The industry has weathered a 6 percent decline in production since the outbreak of unrest in 2011. However, this contraction came on the heels of previous year-on-year growth in sales to the U.S. of 7.8 percent. With the recent depreciation of the Egyptian currency, the country's improved price advantage helped garment exports rebound by 16 percent in the first half of 2013, as the country started returning to stability and a new constitutional order.

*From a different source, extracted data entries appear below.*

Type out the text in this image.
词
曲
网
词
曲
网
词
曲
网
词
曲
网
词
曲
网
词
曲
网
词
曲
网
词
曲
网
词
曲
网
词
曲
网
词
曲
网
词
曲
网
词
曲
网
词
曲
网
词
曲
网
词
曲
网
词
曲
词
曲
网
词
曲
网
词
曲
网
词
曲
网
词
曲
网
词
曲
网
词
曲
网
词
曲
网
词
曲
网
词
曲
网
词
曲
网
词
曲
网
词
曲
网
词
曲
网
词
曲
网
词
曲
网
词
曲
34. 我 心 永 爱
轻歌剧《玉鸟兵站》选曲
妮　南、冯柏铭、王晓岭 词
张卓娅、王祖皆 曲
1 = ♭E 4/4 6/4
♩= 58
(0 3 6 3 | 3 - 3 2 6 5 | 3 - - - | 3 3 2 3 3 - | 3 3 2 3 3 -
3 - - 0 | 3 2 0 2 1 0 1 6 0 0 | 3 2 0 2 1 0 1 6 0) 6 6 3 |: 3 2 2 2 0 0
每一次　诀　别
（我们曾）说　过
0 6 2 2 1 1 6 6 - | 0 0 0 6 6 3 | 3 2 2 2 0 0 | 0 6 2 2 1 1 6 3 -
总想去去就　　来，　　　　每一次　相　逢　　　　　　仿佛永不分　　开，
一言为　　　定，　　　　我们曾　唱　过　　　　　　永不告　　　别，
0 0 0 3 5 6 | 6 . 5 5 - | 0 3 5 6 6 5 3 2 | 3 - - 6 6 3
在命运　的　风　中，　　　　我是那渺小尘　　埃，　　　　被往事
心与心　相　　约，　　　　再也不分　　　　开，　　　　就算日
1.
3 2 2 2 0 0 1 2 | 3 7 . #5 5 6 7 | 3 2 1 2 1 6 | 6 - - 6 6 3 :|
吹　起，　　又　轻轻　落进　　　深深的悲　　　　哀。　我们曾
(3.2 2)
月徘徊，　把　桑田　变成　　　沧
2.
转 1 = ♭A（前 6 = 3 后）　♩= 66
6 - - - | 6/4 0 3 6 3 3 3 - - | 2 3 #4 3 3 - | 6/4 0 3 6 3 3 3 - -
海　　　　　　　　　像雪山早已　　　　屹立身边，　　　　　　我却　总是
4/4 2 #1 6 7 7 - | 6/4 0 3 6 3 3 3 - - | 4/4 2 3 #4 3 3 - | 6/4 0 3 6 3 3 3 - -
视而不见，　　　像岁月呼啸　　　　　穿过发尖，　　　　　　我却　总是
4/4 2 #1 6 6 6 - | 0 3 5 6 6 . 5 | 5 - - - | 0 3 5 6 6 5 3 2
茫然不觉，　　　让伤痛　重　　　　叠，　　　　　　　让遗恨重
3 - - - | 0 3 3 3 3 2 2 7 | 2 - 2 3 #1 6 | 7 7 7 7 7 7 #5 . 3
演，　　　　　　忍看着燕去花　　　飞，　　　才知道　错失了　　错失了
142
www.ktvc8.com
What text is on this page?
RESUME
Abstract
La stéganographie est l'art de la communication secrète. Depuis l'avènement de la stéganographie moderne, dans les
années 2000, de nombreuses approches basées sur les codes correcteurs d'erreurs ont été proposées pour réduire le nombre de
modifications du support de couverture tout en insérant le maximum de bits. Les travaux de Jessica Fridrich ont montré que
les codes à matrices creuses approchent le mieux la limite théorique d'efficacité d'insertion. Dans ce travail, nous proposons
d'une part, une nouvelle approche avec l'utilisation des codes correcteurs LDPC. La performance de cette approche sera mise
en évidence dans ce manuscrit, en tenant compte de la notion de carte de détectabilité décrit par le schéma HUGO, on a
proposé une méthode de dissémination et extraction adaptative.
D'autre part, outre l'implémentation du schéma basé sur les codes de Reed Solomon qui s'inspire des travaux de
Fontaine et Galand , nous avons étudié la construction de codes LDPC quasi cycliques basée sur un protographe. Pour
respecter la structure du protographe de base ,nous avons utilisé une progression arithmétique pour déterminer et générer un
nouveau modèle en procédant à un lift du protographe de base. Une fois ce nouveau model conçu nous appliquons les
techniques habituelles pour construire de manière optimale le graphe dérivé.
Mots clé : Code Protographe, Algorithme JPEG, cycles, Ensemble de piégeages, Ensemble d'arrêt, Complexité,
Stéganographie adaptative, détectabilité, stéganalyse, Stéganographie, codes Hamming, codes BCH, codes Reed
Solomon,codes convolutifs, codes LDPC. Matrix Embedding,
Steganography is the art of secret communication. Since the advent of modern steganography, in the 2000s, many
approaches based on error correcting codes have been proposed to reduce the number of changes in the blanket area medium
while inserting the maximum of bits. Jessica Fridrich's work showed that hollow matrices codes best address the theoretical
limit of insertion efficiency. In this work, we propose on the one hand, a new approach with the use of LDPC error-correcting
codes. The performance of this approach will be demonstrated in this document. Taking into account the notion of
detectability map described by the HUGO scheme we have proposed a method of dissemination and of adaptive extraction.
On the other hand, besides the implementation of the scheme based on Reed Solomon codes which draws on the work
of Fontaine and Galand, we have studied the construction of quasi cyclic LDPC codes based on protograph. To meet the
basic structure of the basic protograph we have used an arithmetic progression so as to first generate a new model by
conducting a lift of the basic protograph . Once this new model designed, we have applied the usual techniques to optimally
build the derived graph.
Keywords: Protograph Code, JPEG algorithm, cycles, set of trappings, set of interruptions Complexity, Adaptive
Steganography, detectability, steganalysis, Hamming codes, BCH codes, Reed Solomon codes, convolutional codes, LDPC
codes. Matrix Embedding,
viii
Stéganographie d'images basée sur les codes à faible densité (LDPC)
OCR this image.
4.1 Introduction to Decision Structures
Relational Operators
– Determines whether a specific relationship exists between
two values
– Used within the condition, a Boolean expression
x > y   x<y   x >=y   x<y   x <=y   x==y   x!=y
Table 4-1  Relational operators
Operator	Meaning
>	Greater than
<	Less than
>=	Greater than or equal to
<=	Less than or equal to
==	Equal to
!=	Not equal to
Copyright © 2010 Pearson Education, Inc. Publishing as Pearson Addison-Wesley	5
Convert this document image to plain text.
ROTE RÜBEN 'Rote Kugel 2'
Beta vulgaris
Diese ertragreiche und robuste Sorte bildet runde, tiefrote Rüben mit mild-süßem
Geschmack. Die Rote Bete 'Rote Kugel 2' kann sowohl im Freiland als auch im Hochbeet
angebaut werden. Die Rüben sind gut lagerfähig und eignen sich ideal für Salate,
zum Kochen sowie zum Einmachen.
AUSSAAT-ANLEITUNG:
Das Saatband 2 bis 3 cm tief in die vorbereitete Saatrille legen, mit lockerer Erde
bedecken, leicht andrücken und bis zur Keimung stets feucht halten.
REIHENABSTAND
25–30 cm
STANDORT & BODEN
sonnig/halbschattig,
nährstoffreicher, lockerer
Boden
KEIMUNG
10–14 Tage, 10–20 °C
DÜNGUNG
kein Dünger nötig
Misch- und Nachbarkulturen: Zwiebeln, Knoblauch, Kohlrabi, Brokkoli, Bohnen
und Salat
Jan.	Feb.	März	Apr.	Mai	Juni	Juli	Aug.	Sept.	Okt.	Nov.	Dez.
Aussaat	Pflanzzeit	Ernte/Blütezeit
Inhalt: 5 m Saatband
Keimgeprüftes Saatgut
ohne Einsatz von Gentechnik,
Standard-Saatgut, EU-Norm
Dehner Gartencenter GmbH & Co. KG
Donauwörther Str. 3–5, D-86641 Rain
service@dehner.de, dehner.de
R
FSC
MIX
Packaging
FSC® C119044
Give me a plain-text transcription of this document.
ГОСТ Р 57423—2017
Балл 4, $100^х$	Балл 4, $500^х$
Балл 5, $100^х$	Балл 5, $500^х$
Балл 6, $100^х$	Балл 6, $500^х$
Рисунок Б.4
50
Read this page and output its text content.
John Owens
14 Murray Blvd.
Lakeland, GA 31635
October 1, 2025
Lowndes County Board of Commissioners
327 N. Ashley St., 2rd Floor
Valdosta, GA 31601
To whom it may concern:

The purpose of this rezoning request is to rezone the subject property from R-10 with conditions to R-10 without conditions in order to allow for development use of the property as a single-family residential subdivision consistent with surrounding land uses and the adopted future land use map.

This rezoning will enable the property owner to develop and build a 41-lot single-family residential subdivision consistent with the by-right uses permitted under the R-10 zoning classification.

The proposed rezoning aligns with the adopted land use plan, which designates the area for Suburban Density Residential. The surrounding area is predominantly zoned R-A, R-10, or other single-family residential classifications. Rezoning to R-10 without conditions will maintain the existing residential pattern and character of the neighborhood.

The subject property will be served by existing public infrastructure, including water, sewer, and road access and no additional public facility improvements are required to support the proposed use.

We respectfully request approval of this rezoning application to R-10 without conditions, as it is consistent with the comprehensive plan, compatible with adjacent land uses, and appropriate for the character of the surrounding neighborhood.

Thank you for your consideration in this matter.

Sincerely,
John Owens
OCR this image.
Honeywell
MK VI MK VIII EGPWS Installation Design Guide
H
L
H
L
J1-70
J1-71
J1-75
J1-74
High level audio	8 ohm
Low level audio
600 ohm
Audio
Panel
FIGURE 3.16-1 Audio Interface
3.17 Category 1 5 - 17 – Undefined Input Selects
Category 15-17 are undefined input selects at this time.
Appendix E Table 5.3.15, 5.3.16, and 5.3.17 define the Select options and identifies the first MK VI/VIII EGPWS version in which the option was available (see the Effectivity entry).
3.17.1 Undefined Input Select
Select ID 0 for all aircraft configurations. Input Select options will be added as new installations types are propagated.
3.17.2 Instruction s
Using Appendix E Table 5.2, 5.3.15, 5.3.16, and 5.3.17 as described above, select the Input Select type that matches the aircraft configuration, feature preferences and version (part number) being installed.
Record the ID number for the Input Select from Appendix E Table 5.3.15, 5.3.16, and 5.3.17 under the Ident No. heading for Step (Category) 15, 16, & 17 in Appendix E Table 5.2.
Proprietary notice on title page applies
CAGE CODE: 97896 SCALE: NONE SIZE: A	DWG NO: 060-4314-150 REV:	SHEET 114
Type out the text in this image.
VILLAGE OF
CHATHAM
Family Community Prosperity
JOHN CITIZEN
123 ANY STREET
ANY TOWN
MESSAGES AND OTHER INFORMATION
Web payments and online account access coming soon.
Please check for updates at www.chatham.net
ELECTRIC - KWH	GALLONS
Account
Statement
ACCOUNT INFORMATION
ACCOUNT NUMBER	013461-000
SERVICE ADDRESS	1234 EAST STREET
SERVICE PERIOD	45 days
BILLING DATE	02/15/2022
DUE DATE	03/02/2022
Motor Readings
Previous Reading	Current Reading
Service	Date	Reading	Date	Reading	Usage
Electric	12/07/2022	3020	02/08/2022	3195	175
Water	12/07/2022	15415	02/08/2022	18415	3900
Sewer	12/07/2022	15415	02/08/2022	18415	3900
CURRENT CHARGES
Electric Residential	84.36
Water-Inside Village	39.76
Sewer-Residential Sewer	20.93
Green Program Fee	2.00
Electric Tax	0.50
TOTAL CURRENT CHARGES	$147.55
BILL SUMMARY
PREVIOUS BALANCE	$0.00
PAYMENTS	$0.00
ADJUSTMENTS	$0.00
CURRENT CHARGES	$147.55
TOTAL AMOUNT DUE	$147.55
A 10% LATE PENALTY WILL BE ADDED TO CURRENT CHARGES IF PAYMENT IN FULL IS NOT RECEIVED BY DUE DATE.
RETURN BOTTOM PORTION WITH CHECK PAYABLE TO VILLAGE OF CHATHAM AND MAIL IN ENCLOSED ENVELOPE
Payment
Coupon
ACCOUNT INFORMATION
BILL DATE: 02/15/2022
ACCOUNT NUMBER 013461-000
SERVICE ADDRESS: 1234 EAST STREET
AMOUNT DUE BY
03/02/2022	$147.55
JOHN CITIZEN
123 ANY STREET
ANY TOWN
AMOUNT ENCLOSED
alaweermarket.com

This may have been helped by the fact that production is mostly located outside of Egypt's major urban centers. While Egypt is not in the top ranks of apparel exporters to the U.S. such as China, Vietnam and Bangladesh, it is one of the largest producers in Africa exporting more than 340 million pieces annually without any of the acute occupational health, safety and human rights liabilities encountered in the prime exporting nations. Egypt's comparative advantages lie in its geographic position, superior capabilities to deal with complex designs, and relatively low labor costs.
The garment sector is important to the Egyptian economy; it accounts for a quarter of non-oil exports, one fifth of total manufacturing exports, and half a million jobs - roughly 25 percent of manufacturing employment. In addition to its natural competitive advantages and strong government support for the growth of a sector whose production is 75 percent privately owned, a number of potential efficiency improvements represent low-hanging fruit for potential strategic investors.
Opportunities exist to capture more of the value chain by better integrating domestic cotton production, fabric production and dyeing with the garment manufacturing. Efficiency and concomitant profit improvements ranging from 20 percent to 80 percent are also possible for experienced operators capable of rationalizing production processes.
Egyptian Ready-Made Garments Export Council chair Mohamed Kassem said he was pleased with the level of interest attracted by his members' U.S. visit, noting, "Despite it all, Egypt works.
"Despite it all — the unrest and insecurity of the past few years — the Egyptian business community continues to lead the way by doing its part to create jobs and attract foreign direct investment," he continued, pointing out that in 2013 the Council helped to fuel a remarkable 11 percent increase in non-petroleum exports in Egypt.
"Egypt's revolution and transition to democracy, like others throughout history, is a work-in-progress and will take time," continued Kassem. "We urge our partners around the world to recognize that Egyptians need to work through this transition themselves and we ask for patience and support for the Egyptian people."
"Working with business leaders like the American Chamber of Commerce in Egypt, the Ready-Made Garments Export Council will diligently work to foster sound economic policies that encourage foreign direct investment and job growth," Kassem concluded. "We believe that economic opportunities must go hand-in-hand with efforts to restore political stability and the rule-of-law."